Note that the function pointer conversion syntax is made up, but it allows to clearly highlight what it does while hiding the ugly typedefs needed for the syntax to be valid. In these signatures, Ret is an std::result_of_t of the parameters (well, it is what you would expect it to be).

operator() for ranges

sorter_facade provides overloads operator() to handle ranges:

template<typename Iterable>
auto operator()(Iterable& iterable) const
    -> decltype(Sorter{}(std::begin(iterable), std::end(iterable)));

template<typename Iterable, typename Compare>
auto operator()(Iterable& iterable, Compare compare) const
    -> decltype(Sorter{}(std::begin(iterable), std::end(iterable)));

This overload simply call the operator() overloads taking two iterators by using std::begin and std::end on iterable.
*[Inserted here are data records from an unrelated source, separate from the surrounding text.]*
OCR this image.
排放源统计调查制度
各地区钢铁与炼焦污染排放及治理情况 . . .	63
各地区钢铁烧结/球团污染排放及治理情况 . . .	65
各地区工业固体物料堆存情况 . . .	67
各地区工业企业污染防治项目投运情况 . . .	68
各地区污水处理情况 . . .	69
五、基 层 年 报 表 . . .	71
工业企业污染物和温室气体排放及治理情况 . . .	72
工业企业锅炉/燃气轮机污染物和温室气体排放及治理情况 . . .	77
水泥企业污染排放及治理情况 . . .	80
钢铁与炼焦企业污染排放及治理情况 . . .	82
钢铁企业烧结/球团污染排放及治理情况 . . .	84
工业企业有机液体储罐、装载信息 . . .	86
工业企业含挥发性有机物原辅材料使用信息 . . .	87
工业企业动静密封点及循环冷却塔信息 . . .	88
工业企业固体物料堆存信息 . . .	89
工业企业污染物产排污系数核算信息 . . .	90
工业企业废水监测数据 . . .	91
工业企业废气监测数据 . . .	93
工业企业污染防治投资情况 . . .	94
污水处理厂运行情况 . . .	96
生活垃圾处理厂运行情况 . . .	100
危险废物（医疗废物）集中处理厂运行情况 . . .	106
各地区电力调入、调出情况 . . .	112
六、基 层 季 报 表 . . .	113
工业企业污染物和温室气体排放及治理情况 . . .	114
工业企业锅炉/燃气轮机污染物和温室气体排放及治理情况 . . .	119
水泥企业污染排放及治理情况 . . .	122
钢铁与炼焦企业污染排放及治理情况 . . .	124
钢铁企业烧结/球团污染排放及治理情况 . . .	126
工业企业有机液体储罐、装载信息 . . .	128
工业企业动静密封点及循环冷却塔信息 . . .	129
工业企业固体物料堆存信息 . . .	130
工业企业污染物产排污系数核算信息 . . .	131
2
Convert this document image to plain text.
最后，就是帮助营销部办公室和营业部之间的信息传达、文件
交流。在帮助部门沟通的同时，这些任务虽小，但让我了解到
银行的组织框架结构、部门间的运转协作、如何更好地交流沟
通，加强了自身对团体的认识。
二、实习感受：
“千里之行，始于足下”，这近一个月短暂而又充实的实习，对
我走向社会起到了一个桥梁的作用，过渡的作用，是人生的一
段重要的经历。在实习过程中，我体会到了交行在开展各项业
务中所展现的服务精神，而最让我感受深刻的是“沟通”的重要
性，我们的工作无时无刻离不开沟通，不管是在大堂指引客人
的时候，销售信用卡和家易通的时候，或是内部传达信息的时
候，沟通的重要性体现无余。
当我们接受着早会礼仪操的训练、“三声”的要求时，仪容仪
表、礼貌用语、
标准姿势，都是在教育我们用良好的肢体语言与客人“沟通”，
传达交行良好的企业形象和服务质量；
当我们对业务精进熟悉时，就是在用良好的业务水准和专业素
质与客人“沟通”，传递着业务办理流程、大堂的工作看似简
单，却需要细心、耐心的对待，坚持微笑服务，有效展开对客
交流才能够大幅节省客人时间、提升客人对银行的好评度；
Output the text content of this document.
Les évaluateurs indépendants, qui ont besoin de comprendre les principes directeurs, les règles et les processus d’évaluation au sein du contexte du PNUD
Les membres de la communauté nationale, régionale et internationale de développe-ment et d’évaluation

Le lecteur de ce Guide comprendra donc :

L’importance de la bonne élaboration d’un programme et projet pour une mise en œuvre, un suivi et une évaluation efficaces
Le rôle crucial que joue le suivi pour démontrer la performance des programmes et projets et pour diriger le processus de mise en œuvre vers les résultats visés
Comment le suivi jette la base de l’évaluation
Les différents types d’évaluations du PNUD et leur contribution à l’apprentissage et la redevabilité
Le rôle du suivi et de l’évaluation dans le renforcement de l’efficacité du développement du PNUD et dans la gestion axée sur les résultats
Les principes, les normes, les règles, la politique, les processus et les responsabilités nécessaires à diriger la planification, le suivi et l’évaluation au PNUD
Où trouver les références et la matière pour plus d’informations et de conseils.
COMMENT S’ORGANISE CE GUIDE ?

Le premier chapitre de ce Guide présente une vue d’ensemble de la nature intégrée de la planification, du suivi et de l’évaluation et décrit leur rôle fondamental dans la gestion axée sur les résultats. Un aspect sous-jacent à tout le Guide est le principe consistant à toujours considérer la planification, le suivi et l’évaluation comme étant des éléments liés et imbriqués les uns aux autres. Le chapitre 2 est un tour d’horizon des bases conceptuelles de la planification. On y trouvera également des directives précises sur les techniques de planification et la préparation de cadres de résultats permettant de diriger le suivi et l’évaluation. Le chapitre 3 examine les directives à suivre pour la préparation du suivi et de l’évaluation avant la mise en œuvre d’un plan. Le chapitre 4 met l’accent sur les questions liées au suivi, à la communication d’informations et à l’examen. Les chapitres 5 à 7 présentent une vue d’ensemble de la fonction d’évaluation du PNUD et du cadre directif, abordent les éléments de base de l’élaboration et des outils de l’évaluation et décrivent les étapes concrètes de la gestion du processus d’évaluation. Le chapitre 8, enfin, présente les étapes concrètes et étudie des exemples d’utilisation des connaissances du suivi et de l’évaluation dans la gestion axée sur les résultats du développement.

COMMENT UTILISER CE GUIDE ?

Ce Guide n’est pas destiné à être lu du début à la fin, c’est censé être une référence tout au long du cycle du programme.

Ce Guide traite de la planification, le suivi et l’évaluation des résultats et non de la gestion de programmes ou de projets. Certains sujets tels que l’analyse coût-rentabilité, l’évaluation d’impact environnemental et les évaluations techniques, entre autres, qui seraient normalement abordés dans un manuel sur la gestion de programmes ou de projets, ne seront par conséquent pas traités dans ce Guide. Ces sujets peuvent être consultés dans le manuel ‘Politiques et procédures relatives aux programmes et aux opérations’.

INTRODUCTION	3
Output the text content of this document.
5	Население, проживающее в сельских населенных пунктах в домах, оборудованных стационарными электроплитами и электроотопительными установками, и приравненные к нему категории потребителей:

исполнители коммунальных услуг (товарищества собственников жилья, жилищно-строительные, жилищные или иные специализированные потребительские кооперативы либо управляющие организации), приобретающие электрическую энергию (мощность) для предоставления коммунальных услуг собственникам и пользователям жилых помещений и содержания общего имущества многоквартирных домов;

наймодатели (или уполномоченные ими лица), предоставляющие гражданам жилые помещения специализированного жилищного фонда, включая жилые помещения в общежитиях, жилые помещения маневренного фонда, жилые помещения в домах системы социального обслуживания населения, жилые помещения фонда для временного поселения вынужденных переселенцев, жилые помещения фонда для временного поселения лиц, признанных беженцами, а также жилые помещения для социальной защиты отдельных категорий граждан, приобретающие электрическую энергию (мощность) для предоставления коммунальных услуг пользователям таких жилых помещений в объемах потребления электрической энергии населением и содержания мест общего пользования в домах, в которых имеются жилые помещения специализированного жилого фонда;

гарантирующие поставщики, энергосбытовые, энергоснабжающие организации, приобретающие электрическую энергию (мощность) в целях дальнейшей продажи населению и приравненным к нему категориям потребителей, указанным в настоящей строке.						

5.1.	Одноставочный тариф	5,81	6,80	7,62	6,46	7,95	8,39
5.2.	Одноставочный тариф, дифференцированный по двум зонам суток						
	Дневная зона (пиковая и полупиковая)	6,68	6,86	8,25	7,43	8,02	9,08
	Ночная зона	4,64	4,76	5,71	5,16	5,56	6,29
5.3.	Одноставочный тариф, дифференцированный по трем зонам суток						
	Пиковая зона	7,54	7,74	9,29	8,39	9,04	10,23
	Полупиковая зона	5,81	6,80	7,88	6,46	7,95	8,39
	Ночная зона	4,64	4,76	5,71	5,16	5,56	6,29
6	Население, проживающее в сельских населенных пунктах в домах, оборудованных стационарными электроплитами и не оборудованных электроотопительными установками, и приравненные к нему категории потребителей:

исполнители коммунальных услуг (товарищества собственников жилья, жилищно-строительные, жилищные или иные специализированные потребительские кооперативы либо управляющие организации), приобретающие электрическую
When implementing your own sorters, these overloads will be hidden by default but you can import them in the class with a using directive.

Provided you have a sorting function with a standard iterator interface, creating the corresponding sorter becomes trivial thanks to sorter_facade. For instance, here is a simple sorter wrapping std::sort:

struct std_sorter:
    cppsort::sorter_facade<std_sorter>
{
    using cppsort::sorter_facade<std_sorter>::operator();

    template<
        typename RandomAccessIterator,
        typename Compare = std::less<>
    >
    auto operator()(RandomAccessIterator first,
                    RandomAccessIterator last,
                    Compare compare={}) const
        -> void
    {
        std::sort(first, last, compare);
    }
};

Universal support for std::less

cpp-sort considers that every collection sorted without a specific comparison function shoud work as if it was sorted with std::less<>. However, some sorters do not implement comparison sorts and therefore do not provide overloads for operator() taking custom comparison functions.

sorter_facade provides the following overloads so that every sorter, even non-comparison sorters, can be passed std::less<> or std::less<T> where T is the type of the values to sort:

template<typename Iterable>
auto operator()(Iterable& iterable, std::less<>) const
    -> decltype(Sorter{}(iterable));

template<typename Iterator>
auto operator()(Iterator first, Iterator last, std::less<>) const
    -> decltype(Sorter{}(first, last));

template<typename Iterable>
auto operator()(Iterable& iterable,
                std::less<typename std::iterator_traits<decltype(std::begin(iterable))>::value_type>) const
    -> decltype(Sorter{}(iterable));

template<typename Iterator>
auto operator()(Iterator first, Iterator last,
                std::less<typename std::iterator_traits<Iterator>::value_type>) const
    -> decltype(Sorter{}(first, last));

While is does not appear in the signatures above, there are some SFINAE tricks to ensure that these overloads are generated only if the adapted sorter is not already a comparison sorter.